At the command of a committee of the General Assembly, some memorials of the ancient worship, hitherto surviving in Aberdeen, were removed. In Machar Kirk, they ‘ordained our blessed Lord Jesus Christ his arms to be hewen out of the front of the pulpit, and to take down the portrait of our blessed Virgin Mary, and her dear son baby Jesus in her arms, that had stood since the up-putting thereof, in curious work, under the sill-ring at the west end of the pend whereon the great steeple stands.... Besides, where there was ane crucifix set in glassen windows, this he [the Master of Forbes] caused pull out in honest men’s houses. He caused ane mason strike out Christ’s arms in hewen wark on ilk end of Bishop Gavin Dunbar’s tomb, and siclike chisel out the name of Jesus, drawn cypher-wise IHS, out of the timber wall on the fore-side of Machar aile, anent the consistory door.

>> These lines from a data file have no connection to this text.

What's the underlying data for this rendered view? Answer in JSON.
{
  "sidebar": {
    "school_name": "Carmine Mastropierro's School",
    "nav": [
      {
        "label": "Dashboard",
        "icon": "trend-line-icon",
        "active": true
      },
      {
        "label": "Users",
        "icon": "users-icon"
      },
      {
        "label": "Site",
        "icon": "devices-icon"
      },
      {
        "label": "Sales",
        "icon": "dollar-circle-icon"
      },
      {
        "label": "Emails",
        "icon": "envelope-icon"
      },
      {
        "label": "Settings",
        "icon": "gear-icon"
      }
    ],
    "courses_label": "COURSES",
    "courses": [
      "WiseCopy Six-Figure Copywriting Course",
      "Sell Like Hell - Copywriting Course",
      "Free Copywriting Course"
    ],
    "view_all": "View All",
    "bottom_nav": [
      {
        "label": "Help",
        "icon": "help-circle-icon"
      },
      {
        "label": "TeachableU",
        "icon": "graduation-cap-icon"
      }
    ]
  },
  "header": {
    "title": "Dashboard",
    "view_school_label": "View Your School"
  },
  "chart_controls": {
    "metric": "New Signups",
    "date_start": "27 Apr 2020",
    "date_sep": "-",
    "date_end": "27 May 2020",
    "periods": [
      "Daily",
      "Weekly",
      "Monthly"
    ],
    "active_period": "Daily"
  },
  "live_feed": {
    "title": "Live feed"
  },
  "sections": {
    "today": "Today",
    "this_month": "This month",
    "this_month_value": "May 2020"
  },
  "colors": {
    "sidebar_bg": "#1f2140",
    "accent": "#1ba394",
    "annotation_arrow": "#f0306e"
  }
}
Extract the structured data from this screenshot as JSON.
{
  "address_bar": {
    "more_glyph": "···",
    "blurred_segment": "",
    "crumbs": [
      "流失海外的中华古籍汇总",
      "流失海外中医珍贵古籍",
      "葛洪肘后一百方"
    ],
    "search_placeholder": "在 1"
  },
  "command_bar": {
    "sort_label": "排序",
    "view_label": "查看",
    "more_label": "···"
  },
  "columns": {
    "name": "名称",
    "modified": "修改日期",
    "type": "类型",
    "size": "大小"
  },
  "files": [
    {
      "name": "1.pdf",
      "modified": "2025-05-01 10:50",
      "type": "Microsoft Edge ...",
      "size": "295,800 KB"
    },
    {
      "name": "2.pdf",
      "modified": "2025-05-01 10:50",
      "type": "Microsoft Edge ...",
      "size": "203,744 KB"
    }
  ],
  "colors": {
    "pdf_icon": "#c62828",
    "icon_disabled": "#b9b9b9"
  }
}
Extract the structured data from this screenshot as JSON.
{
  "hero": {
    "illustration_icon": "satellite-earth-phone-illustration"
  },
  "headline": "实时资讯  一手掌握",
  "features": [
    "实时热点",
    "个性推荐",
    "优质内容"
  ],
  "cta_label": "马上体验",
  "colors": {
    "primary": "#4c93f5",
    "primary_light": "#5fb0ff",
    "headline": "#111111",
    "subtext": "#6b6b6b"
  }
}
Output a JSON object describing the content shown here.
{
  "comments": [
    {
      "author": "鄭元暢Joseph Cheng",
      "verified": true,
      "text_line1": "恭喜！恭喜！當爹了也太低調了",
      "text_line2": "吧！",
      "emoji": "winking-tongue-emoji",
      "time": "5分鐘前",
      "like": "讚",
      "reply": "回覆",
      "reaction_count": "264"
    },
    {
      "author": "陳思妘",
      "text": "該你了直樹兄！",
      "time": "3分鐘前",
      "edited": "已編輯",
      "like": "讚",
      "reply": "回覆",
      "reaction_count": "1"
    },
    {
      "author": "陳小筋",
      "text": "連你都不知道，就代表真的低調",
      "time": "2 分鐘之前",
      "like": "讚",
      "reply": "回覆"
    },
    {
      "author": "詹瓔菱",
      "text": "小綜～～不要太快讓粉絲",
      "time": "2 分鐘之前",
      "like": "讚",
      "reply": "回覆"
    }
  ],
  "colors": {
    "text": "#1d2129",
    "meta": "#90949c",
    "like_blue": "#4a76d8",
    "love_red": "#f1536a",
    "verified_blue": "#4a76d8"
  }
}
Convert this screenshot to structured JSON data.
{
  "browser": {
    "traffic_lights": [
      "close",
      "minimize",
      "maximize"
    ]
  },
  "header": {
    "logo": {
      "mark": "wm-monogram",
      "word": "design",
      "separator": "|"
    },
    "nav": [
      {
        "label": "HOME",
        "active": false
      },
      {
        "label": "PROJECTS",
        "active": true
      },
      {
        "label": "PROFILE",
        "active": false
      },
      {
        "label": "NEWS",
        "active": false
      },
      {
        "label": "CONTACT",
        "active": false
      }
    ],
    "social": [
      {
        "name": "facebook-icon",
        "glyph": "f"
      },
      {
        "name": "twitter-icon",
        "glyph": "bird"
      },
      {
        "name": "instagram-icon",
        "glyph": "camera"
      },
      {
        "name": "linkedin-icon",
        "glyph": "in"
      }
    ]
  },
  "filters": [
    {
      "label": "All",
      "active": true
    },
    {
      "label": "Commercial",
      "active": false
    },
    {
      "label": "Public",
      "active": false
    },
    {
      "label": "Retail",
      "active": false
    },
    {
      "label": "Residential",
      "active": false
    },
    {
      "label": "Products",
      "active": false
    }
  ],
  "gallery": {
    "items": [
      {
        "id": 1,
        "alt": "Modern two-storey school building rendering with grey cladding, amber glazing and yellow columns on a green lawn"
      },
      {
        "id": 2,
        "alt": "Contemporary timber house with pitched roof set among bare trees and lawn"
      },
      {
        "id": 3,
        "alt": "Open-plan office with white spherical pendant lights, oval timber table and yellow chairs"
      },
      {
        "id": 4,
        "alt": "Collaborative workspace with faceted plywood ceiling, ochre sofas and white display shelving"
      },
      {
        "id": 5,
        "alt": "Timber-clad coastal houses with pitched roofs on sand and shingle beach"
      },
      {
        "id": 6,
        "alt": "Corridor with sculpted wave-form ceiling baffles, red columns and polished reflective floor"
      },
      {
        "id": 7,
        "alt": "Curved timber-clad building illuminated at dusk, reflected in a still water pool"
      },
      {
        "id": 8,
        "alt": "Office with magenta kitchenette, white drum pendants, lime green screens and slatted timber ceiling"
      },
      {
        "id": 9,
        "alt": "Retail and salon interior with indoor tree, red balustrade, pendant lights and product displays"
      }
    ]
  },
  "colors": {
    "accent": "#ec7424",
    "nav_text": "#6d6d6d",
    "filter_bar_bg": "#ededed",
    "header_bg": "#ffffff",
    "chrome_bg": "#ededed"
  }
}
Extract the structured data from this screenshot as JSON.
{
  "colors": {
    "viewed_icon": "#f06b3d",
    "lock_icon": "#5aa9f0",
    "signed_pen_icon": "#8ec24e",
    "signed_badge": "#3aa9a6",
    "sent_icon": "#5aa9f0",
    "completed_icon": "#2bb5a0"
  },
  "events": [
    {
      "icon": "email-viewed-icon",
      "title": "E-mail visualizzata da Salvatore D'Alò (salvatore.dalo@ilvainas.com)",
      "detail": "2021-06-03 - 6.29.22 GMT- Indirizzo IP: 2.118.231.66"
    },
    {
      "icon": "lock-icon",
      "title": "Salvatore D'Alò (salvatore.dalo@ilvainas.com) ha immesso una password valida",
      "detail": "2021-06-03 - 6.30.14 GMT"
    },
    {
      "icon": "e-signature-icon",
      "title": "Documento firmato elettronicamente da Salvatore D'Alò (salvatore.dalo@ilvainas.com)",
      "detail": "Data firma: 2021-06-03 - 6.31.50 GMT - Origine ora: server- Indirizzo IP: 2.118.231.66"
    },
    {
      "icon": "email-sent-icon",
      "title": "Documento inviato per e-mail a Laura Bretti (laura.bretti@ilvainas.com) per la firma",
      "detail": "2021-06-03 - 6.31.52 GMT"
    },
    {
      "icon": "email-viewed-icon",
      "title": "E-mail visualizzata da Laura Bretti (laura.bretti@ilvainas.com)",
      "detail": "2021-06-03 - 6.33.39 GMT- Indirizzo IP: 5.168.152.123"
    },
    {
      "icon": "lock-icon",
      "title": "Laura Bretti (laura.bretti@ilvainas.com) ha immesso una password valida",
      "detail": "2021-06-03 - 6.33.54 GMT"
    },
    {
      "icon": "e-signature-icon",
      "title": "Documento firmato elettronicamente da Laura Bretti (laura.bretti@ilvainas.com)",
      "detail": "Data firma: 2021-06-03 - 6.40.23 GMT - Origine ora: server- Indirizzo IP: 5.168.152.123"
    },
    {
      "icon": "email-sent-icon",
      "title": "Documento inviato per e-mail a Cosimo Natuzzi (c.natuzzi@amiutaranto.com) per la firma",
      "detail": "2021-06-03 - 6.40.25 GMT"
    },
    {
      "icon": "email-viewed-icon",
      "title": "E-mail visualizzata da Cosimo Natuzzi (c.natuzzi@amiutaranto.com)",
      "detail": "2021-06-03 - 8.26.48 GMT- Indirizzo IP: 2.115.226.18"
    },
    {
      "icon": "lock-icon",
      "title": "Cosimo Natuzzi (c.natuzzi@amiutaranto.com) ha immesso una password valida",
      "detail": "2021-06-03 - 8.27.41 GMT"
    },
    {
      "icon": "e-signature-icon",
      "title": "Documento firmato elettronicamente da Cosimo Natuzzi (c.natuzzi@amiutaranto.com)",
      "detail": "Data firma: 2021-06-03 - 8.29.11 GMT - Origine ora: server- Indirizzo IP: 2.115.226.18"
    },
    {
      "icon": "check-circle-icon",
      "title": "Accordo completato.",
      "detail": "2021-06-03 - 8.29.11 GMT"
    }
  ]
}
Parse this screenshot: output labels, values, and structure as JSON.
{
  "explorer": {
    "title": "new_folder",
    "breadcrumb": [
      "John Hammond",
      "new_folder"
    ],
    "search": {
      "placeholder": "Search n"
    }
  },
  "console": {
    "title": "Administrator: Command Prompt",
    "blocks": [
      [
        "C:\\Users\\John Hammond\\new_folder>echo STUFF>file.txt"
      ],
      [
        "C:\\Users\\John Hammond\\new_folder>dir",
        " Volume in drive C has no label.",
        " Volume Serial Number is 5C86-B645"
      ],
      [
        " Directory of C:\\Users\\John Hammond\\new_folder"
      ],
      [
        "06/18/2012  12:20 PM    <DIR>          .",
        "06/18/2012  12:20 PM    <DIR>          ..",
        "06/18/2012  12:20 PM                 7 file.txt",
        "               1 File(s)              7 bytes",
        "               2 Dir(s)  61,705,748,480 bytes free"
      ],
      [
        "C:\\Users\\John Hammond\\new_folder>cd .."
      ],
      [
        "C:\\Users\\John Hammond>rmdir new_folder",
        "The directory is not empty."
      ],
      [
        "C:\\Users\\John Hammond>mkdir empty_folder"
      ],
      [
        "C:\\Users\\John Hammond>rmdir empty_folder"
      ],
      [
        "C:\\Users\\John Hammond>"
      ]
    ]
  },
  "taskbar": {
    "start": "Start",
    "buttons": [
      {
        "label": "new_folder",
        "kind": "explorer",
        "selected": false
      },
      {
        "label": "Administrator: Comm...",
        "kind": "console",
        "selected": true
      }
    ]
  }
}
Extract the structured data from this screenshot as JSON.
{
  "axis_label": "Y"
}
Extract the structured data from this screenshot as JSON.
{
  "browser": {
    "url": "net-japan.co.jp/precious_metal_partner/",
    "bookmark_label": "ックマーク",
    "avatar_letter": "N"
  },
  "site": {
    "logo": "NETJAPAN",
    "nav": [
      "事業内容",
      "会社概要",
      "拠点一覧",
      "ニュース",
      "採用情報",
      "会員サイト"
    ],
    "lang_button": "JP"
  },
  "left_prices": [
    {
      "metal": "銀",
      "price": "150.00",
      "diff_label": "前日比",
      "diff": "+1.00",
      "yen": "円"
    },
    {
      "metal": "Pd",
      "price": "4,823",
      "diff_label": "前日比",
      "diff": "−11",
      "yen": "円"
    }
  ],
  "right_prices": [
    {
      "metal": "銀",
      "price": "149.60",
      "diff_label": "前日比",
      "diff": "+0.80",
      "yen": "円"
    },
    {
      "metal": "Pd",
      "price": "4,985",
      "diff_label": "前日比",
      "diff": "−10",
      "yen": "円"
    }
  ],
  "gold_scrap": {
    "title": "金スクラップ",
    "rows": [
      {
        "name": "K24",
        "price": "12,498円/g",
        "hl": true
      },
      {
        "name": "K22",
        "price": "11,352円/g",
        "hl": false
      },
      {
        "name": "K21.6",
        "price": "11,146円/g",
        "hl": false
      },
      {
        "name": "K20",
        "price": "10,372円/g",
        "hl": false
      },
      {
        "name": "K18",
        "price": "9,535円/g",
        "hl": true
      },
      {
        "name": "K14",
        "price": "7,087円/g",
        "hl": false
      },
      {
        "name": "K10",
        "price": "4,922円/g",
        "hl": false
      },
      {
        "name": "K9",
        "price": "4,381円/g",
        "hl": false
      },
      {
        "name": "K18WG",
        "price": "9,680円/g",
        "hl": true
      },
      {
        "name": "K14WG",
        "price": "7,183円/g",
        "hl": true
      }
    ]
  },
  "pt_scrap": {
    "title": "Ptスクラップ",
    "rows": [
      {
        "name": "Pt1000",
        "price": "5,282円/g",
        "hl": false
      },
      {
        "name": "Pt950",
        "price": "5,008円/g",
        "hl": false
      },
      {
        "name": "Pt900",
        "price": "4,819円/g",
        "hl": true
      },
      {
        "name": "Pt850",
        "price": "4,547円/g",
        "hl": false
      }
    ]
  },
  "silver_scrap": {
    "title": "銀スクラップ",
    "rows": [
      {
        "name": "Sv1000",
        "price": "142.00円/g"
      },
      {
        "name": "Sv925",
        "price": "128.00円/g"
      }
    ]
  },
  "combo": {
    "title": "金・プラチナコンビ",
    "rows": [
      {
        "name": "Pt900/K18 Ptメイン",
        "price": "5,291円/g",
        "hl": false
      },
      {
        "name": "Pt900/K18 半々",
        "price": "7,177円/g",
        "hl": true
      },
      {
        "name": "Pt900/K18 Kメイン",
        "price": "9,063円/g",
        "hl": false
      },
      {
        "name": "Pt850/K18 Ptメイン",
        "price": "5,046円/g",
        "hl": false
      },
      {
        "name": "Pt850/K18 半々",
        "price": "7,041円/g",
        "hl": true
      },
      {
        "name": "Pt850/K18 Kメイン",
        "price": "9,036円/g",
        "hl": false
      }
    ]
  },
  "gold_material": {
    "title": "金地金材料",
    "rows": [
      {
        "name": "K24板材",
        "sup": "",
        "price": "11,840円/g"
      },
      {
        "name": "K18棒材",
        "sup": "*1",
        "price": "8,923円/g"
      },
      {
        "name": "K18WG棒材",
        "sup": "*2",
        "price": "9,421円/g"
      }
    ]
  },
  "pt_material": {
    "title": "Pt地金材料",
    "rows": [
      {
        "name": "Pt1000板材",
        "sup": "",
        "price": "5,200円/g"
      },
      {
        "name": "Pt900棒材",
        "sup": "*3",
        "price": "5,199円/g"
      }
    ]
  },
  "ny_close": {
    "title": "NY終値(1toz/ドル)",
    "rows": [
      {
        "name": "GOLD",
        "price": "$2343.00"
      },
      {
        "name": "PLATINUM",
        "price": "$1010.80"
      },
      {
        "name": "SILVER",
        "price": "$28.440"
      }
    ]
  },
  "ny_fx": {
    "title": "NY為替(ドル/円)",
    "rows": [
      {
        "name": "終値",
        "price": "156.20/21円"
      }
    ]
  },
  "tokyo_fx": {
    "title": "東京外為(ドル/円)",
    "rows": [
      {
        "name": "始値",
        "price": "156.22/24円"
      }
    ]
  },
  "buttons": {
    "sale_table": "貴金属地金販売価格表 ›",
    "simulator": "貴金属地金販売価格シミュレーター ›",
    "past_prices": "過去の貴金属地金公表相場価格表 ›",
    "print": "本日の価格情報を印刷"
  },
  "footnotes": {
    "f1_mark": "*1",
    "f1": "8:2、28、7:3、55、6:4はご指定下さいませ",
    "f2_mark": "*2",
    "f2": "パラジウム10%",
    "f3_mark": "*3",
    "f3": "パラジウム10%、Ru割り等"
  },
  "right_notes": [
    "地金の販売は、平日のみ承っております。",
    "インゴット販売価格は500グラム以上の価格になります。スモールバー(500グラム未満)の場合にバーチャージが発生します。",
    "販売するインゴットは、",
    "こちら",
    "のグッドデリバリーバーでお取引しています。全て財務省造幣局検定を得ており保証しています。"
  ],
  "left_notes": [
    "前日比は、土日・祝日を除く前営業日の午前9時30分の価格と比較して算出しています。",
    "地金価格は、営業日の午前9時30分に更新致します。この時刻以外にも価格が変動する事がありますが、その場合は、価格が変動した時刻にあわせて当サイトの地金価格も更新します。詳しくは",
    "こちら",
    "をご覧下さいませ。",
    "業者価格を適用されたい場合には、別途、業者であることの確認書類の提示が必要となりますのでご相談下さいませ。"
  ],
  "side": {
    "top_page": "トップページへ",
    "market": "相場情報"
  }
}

The crucifix on the Old Town cross dung down; the crucifix on the New Town cross closed up, being loath to break the stone; the crucifix on the west end of St Nicholas’ Kirk in New Aberdeen dung down, whilk was never troubled before.’—Spal.
Aug. 30.
1640.
This day, being Sunday, a dismal accident happened, of some consequence for its bearing on the interests of the Covenant, as it caused the destruction of a considerable number of gentlemen who were preparing to act in that cause. The Earl of Haddington was at this time stationed at Dunglass Castle, in Berwickshire, along with a number of other Covenanting chiefs, and a store of ammunition. On the day noted, the house was blown up by the explosion of the powder, which was placed in a vault underneath. There perished the earl himself, his brother Robert, and a bastard brother; Colonel Alexander Erskine, son of the Earl of Mar; Sir John Hamilton of Redhouse; Sir Gideon Baillie of Lochend; James Inglis of Ingliston; John Coupar of Gogar; Sir Alexander Hamilton of Innerwick; and some others, including about fifty-four servants, men and women; while thirty gentlemen, and others of inferior degree, were sore hurt, but not irrecoverably. It was thought that an English page, named Edward Paris, who was trusted by the earl with the key of the vault, set fire to the powder voluntarily, in consequence of pet; but accident is much more probable. ‘No part of him was ever found but ane arm, holding ane iron spoon in his hand.’
‘One thing wonderful happened, about eight of the clock, on the Thursday at night, before the blowing up of the house of Dunglass. There appeared a very great pillar of fire to arise from the north-east of Dunbar, as appeared to them in Fife who did behold it, and so ascended towards the south, until it approached the vertical point of our hemisphere, yielding light as the moon at her full, and by little evanishing until it became like a parallax, and so quite evanished about eleven of the clock in the night.’—Bal.
The Earl of Haddington, being only the second generation of a family raised by state employment and royal favour to extraordinary wealth, might have been expected to take no part against King Charles. It is stated that when the king heard of the accident, he remarked that ‘albeit Lord Haddington had been very ungrateful to him, yet he was sorry that he had not at his dying some time to repent.’[89]